Increase the Effectiveness of Your Exhaust Fan

If you are looking to renovate a bathroom or are building a new one, something that can often get overlooked is the exhaust fan placement. While the shiny fixtures and fancy tiles can and probably should get most of the attention, taking a few minutes to determine the best place to install an exhaust fan will have years of benefits – maybe even longer than the shiny things.
First, make sure an exhaust fan is being installed. We have spent plenty of time in our past blogs exploring the benefits of utilizing an exhaust fan and the dangers of not having one. It is critical that one is installed. Having a fan anywhere in the bathroom is miles better than not having one, but we want to concentrate on maximizing its effectiveness.

It sounds simple, but you want to locate the exhaust fan as close to the source of the most contaminants as possible. When we talk about contaminates in a bathroom setting, the biggest one is moisture. While odors are also a concern, moisture is what will cause the most damage if not properly mitigated. With this in mind, the best place for an exhaust fan is generally going to be inside the shower or right over the tub. This puts the exhaust right at the source.

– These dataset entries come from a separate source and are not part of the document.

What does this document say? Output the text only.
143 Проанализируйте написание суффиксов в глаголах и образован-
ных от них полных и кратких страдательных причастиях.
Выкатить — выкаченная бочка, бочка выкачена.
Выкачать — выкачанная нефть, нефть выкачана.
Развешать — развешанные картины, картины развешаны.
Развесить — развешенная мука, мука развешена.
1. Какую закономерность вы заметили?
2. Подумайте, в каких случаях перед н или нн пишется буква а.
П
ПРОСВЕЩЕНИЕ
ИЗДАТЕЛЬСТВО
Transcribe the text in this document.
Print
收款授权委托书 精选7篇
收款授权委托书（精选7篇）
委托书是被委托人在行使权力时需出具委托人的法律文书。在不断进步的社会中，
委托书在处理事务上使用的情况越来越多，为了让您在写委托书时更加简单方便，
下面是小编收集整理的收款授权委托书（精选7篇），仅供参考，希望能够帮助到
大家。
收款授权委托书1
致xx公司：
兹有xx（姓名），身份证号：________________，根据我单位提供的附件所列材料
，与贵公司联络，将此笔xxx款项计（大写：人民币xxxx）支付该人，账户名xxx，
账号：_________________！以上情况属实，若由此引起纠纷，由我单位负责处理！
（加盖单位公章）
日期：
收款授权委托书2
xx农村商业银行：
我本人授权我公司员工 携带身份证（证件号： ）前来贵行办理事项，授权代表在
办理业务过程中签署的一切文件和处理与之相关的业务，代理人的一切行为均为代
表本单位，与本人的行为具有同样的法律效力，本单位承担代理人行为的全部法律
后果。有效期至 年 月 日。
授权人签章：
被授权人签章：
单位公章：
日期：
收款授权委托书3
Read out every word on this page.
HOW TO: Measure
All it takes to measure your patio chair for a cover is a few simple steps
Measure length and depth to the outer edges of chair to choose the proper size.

Great – that was easy now we can get back to the shiny things and the fancy tiles. Well not so fast. In order for the exhaust fan to be installed inside a shower or over a tub, it has to be approved for that use. Not all exhaust fans are – especially if you have one that has a heater function to it. You want to make sure the fan says “UL approved for installation over a tub or shower” or “certified for wet locations”. If it is not and water hits the fan, it could cause a short or worse. If you have a fan that is not approved for wet locations, it can still be used, but not directly over the tub or shower. In this case, you want to place the fan as close to the shower as possible so it catches as much of the moisture coming out from the shower as it can. The further away from the shower, the less effective it will be. At that point, you will need to look at using a fan that is actually over powered for the room, which can cause other issues.

So far we have looked at a “typical” bathroom. In some cases, the shower and the toilet are separated – especially in larger bathrooms. In this situation, you might want to look at installing two exhaust fans. A smaller one to handle the toilet and a larger one to handle the moisture. This allows you to place exhaust fans at the two main sources of contaminants in the bathroom and control them independently.